Thinking diminished her attention for a moment, just long enough for a hand to snare her ankle. She fell, hands quickly bracing and catching herself against the white-smeared curb. November rolled onto her back, seeing some wide-eyed, happily grinning face. Which received the heel of her boot at the bridge of his nose; the bare-chested figure toppled backward unconscious and was subsumed into the general mass.
For a moment longer, she couldn’t get up; the foamed street was too slick for her scrabbling hands to get a purchase on. Other hands, without specific intent, clutched at her, limbs and shining torsos pressing at all sides. A breath-stopping panic rose in her, flooding out all thoughts but of escape.

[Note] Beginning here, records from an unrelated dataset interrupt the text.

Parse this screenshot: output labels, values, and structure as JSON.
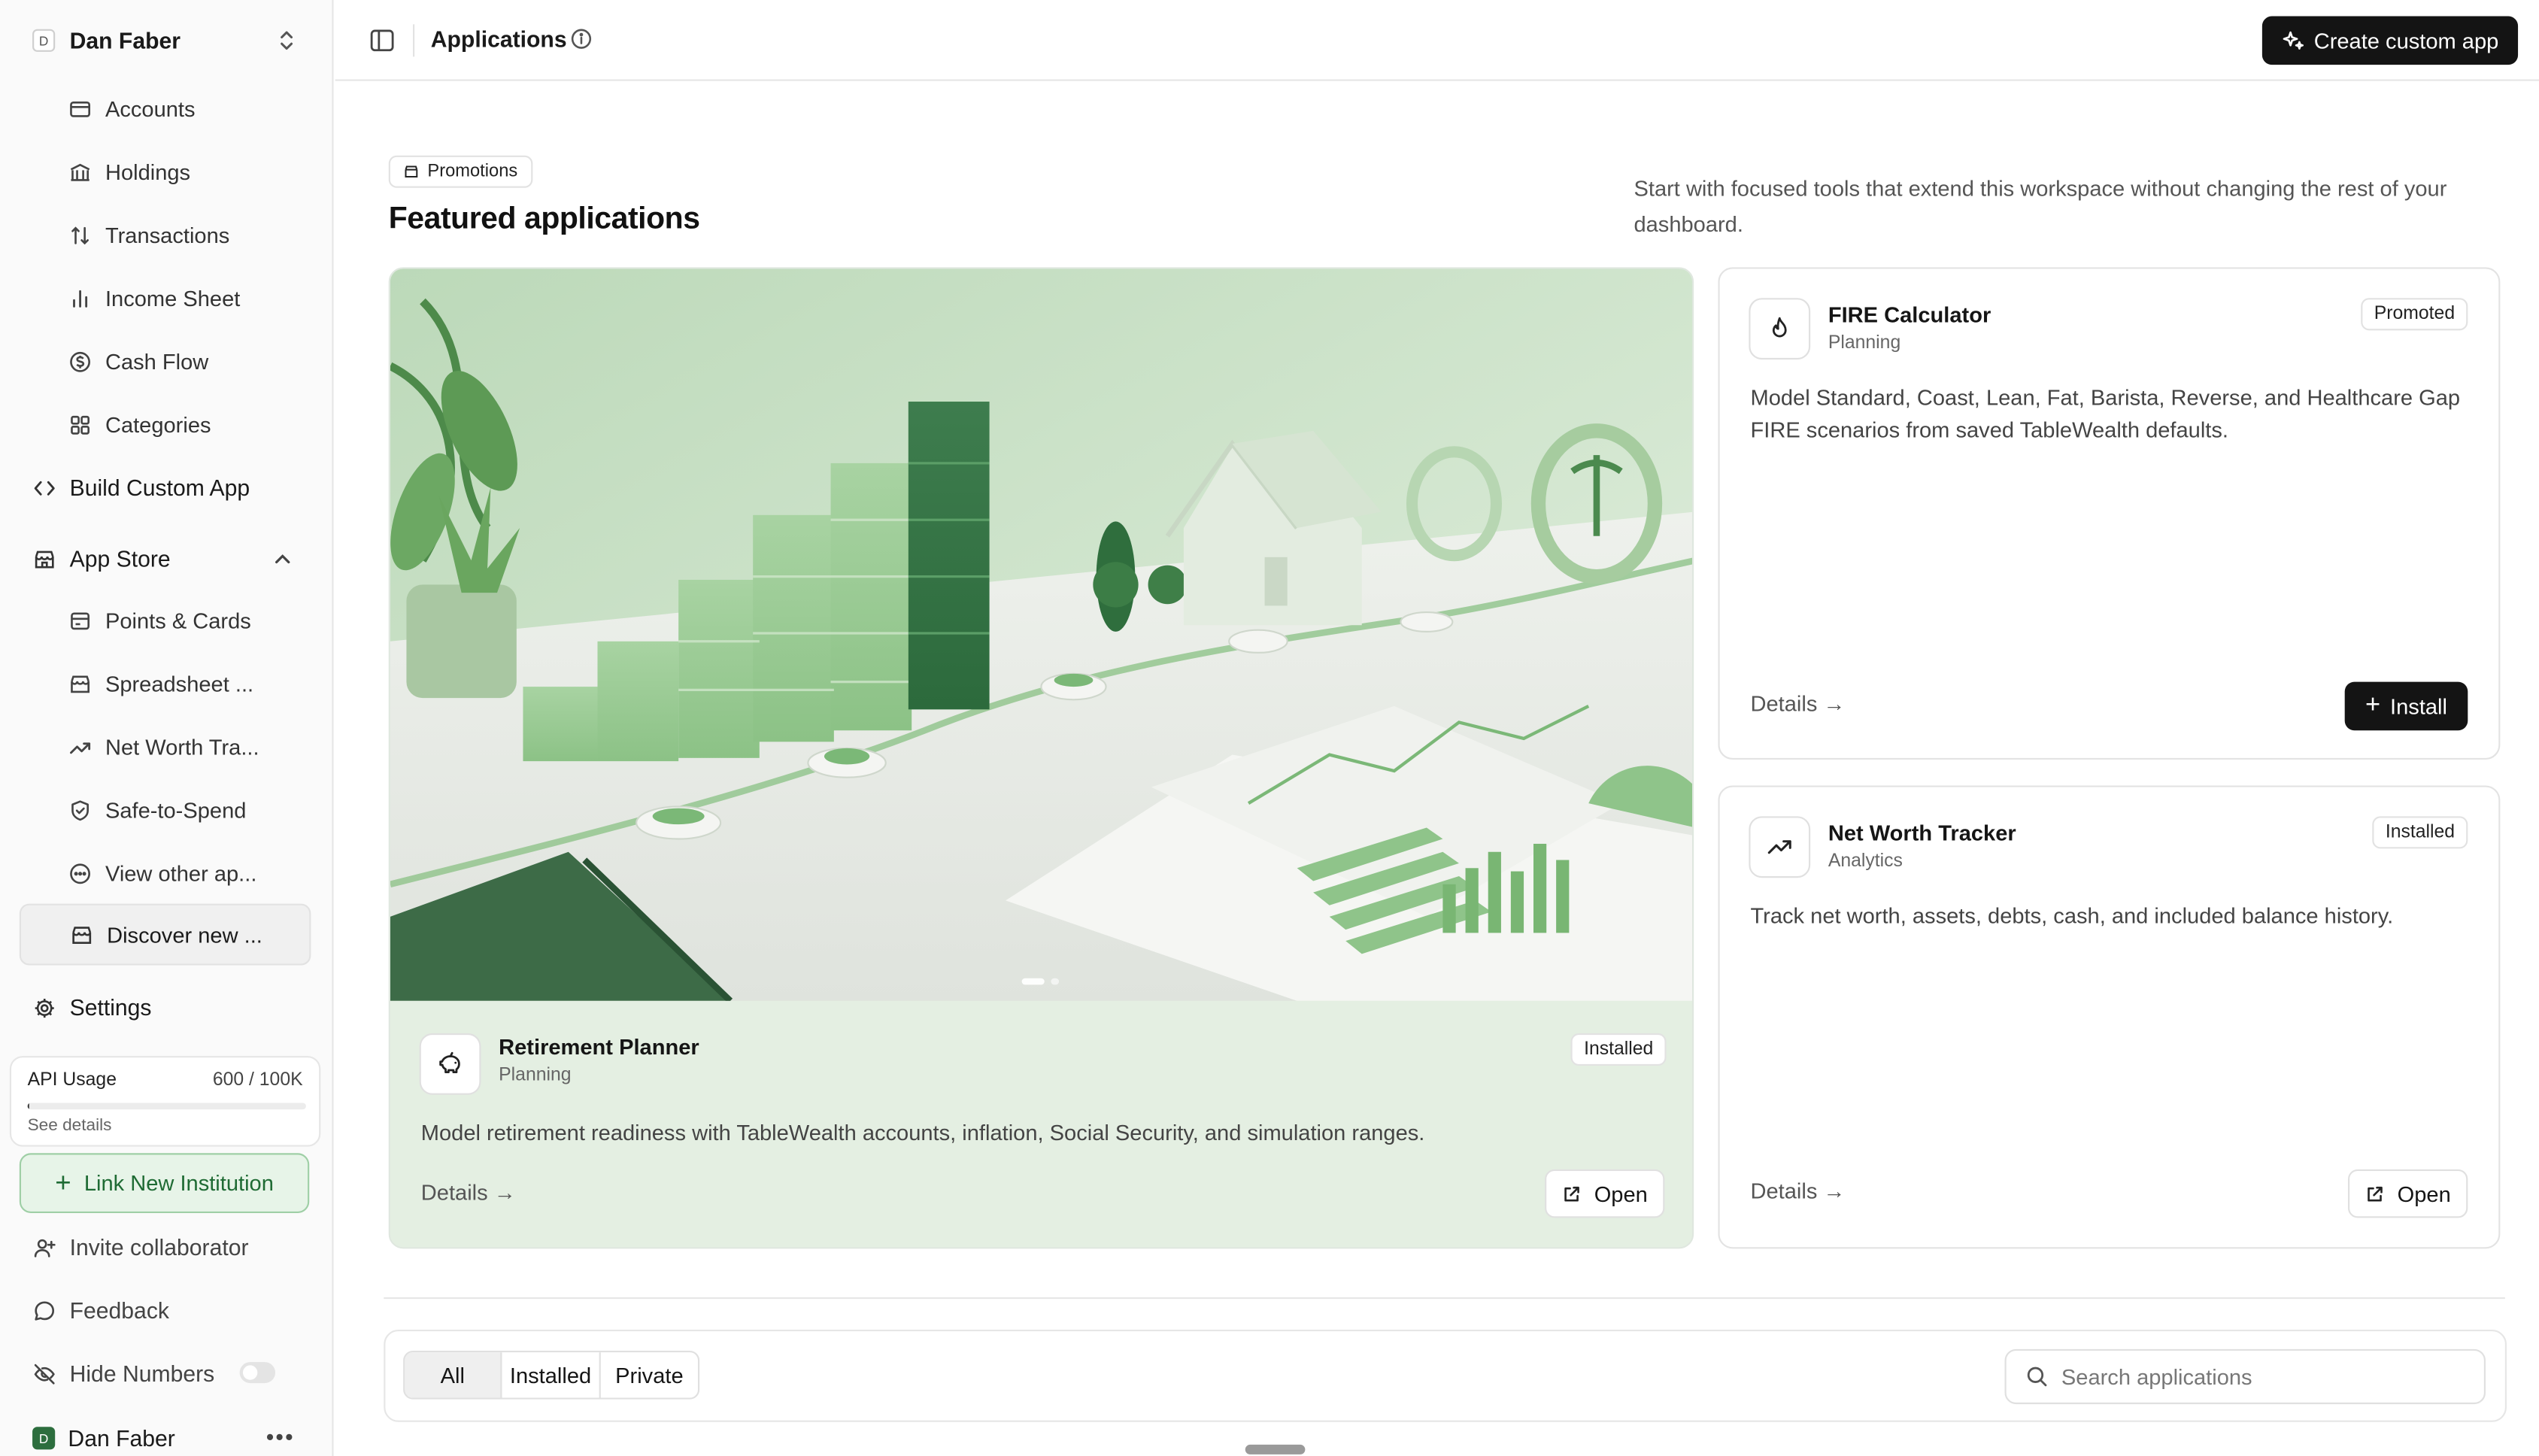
{
  "workspace": {
    "initial": "D",
    "name": "Dan Faber"
  },
  "sidebar": {
    "finance_items": [
      {
        "label": "Accounts",
        "icon": "credit-card-icon"
      },
      {
        "label": "Holdings",
        "icon": "bank-icon"
      },
      {
        "label": "Transactions",
        "icon": "arrows-up-down-icon"
      },
      {
        "label": "Income Sheet",
        "icon": "bar-chart-icon"
      },
      {
        "label": "Cash Flow",
        "icon": "dollar-circle-icon"
      },
      {
        "label": "Categories",
        "icon": "grid-icon"
      }
    ],
    "build_custom_app": "Build Custom App",
    "app_store": {
      "label": "App Store",
      "items": [
        {
          "label": "Points & Cards",
          "icon": "wallet-icon"
        },
        {
          "label": "Spreadsheet ...",
          "icon": "store-icon"
        },
        {
          "label": "Net Worth Tra...",
          "icon": "trend-up-icon"
        },
        {
          "label": "Safe-to-Spend",
          "icon": "shield-check-icon"
        },
        {
          "label": "View other ap...",
          "icon": "more-circle-icon"
        },
        {
          "label": "Discover new ...",
          "icon": "store-icon"
        }
      ]
    },
    "settings": "Settings",
    "api_usage": {
      "title": "API Usage",
      "count": "600 / 100K",
      "fill_fraction": 0.006,
      "link": "See details"
    },
    "link_institution": "Link New Institution",
    "invite": "Invite collaborator",
    "feedback": "Feedback",
    "hide_numbers": {
      "label": "Hide Numbers",
      "on": false
    },
    "user": {
      "initial": "D",
      "name": "Dan Faber"
    }
  },
  "header": {
    "title": "Applications",
    "create_button": "Create custom app"
  },
  "featured": {
    "chip": "Promotions",
    "title": "Featured applications",
    "description": "Start with focused tools that extend this workspace without changing the rest of your dashboard.",
    "hero": {
      "name": "Retirement Planner",
      "category": "Planning",
      "status": "Installed",
      "description": "Model retirement readiness with TableWealth accounts, inflation, Social Security, and simulation ranges.",
      "details": "Details →",
      "action": "Open"
    },
    "cards": [
      {
        "name": "FIRE Calculator",
        "category": "Planning",
        "status": "Promoted",
        "description": "Model Standard, Coast, Lean, Fat, Barista, Reverse, and Healthcare Gap FIRE scenarios from saved TableWealth defaults.",
        "details": "Details →",
        "action": "Install"
      },
      {
        "name": "Net Worth Tracker",
        "category": "Analytics",
        "status": "Installed",
        "description": "Track net worth, assets, debts, cash, and included balance history.",
        "details": "Details →",
        "action": "Open"
      }
    ]
  },
  "filters": {
    "tabs": [
      "All",
      "Installed",
      "Private"
    ],
    "active": "All",
    "search_placeholder": "Search applications"
  },
  "colors": {
    "accent_green": "#2d6e3e",
    "dark_button": "#141414",
    "hero_tint": "#e4efe2"
  }
}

A generalized terror, the sense of her own boundaries melting away, the result a horrifying
Twisting onto her side, November reached past the wet forms around her and managed to grab the sidewalk’s curb; black ashes slid beneath her fingertips as she clawed her nails into the cracked cement. The foam clutched at her like some reluctantly yielding amniotic fluid; she slowly managed to push herself, shoulders-first, against the base of one of the building’s walls. Her legs curled beneath her in a belated fetal posture, the ankles of her boots just out of reach of the conjoined organism in the streets.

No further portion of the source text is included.